Le gouvernement coréen a annoncé début décembre qu'il envisageait de dépenser plus de 117 millions d'euros l'année prochaine dans plusieurs projets informatiques Internet de "cloud computing". Littéralement appelé l'informatique dans les nuages, le "cloud computing" décrit une nouvelle ère de l'usage d'Internet où non seulement l'information mais également les logiciels sont mis à disposition sur la toile, plutôt que sur un ordinateur personnel. Grâce au "cloud computing", un plus grand nombre d'applications et de données peuvent être disponibles directement en ligne et par conséquent sont accessibles via plusieurs plateformes technologiques telles que les appareils portatifs. Les plus grandes entreprises Internet et technologiques du monde telles que Google, Microsoft, Apple et Amazon, sont de plus en plus agressives dans le développement de ces services qui s'avèrent rapides, plus efficaces et moins chers que les systèmes d'information actuels.
La communauté technologique coréenne, en particulier les entreprises Samsung SDS et LG CNS, semble également profiter de cette vague, d'autant plus que les solutions de "cloud computing" ont été intégrées dans le plan de croissance verte qui est une des priorités du gouvernement coréen. Ces solutions visent à réduire la consommation des ordinateurs personnels, des télévisions, des écrans et des serveurs. Les projets de développement de "cloud computing" seront principalement conduits par des organisations gouvernementales et des entreprises privées et seront conjointement supportés par le Ministère de l'Economie de la Connaissance (MKE), le Ministère de l'Administration Publique et de la Commission des Communications de Corée (KCC). Ces deux ministères ont pour objectif de réduire les excès de dépenses et de réaliser une cohésion dans l'approche des technologies. "Les détails du plan de développement de "cloud computing" seront annoncés en fin d'année. Le budget n'a pas encore été décidé" indique un officiel de la KCC. Selon le quotidien local, le total des dépenses de ce projet pourrait s'élever à 117 millions d'euros.
Selon certains analystes, plusieurs années d'efforts seront nécessaires pour que l'informatique dans les nuages décolle en Corée. "On ignore encore si les entreprises seront disposées à abandonner une partie du contrôle de leurs données", surtout dans un pays où les réseaux sans fil sont presque toujours ouverts ce qui rend problématique la sécurité informatique.

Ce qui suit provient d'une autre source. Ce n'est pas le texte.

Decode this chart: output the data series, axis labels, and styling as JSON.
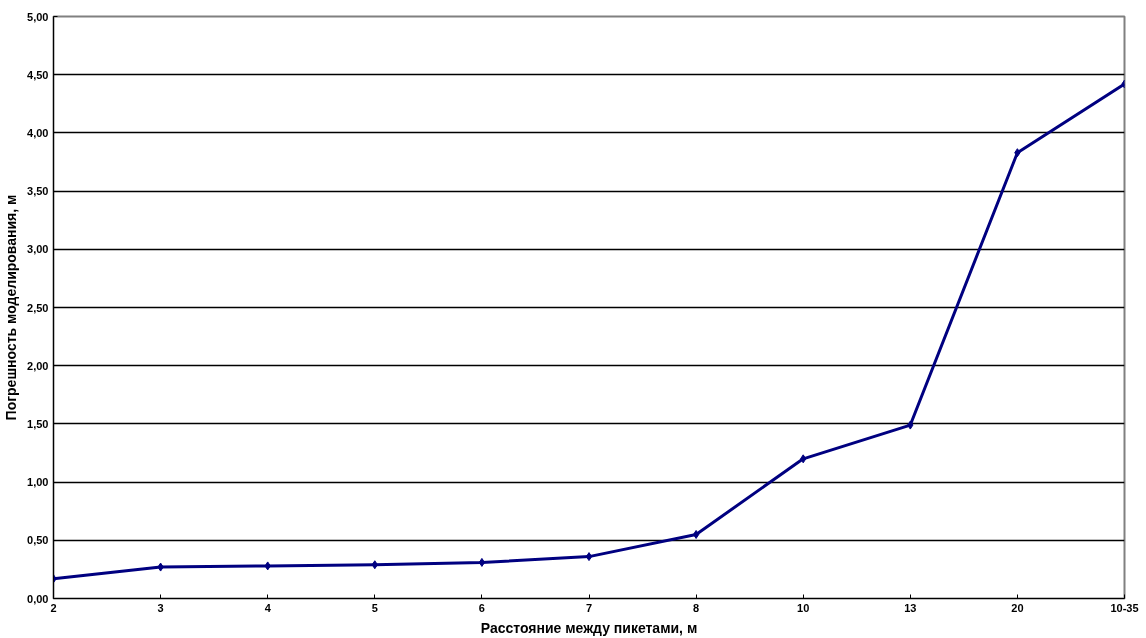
{
  "chart_data": {
    "type": "line",
    "xlabel": "Расстояние между пикетами, м",
    "ylabel": "Погрешность моделирования, м",
    "categories": [
      "2",
      "3",
      "4",
      "5",
      "6",
      "7",
      "8",
      "10",
      "13",
      "20",
      "10-35"
    ],
    "series": [
      {
        "color": "#000080",
        "values": [
          0.17,
          0.27,
          0.28,
          0.29,
          0.31,
          0.36,
          0.55,
          1.2,
          1.49,
          3.83,
          4.42
        ]
      }
    ],
    "ylim": [
      0,
      5
    ],
    "yticks": [
      {
        "value": 0,
        "label": "0,00"
      },
      {
        "value": 0.5,
        "label": "0,50"
      },
      {
        "value": 1,
        "label": "1,00"
      },
      {
        "value": 1.5,
        "label": "1,50"
      },
      {
        "value": 2,
        "label": "2,00"
      },
      {
        "value": 2.5,
        "label": "2,50"
      },
      {
        "value": 3,
        "label": "3,00"
      },
      {
        "value": 3.5,
        "label": "3,50"
      },
      {
        "value": 4,
        "label": "4,00"
      },
      {
        "value": 4.5,
        "label": "4,50"
      },
      {
        "value": 5,
        "label": "5,00"
      }
    ],
    "grid": "y",
    "marker": "diamond",
    "line_style": "solid"
  }
}
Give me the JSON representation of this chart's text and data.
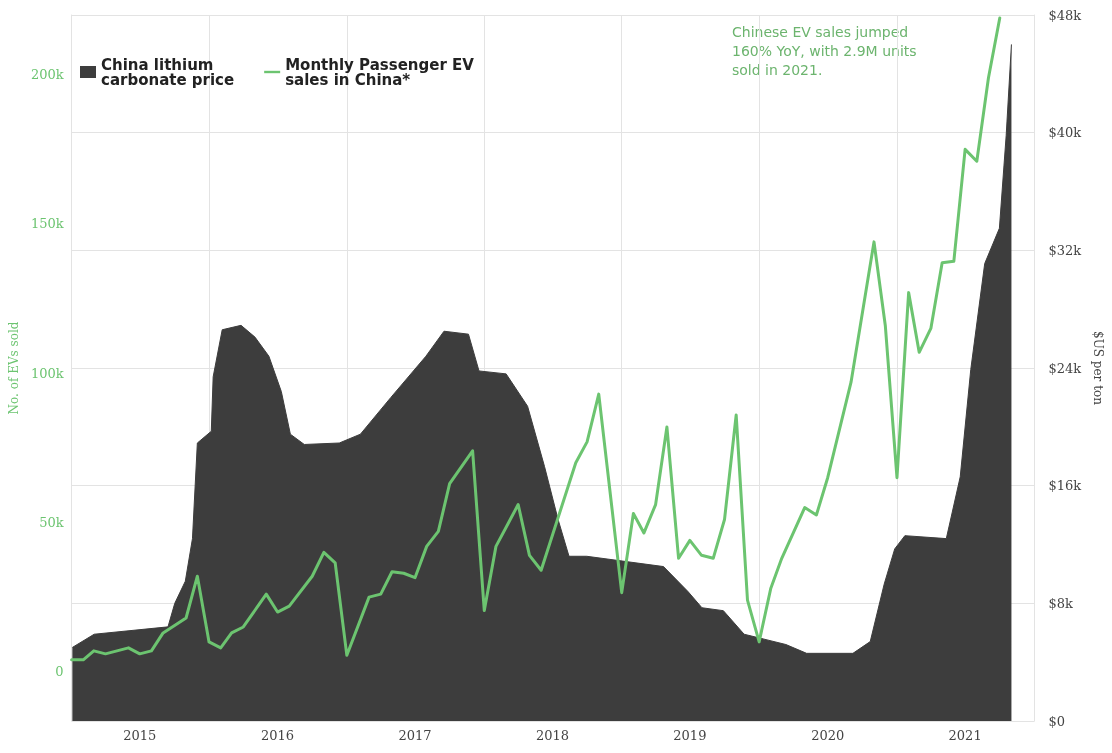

Se vantant d'être une puissance technologique, le pays a été exposé à plusieurs reprises à des problèmes informatiques dus à ses normes de sécurité précaires, comme en témoigne l'attaque par déni de service (DDoS) subie l'été dernier et qui a paralysé plus de 80.000 ordinateurs. L'idée de lier plusieurs dispositifs en un seul grand serveur reste pour beaucoup suspecte.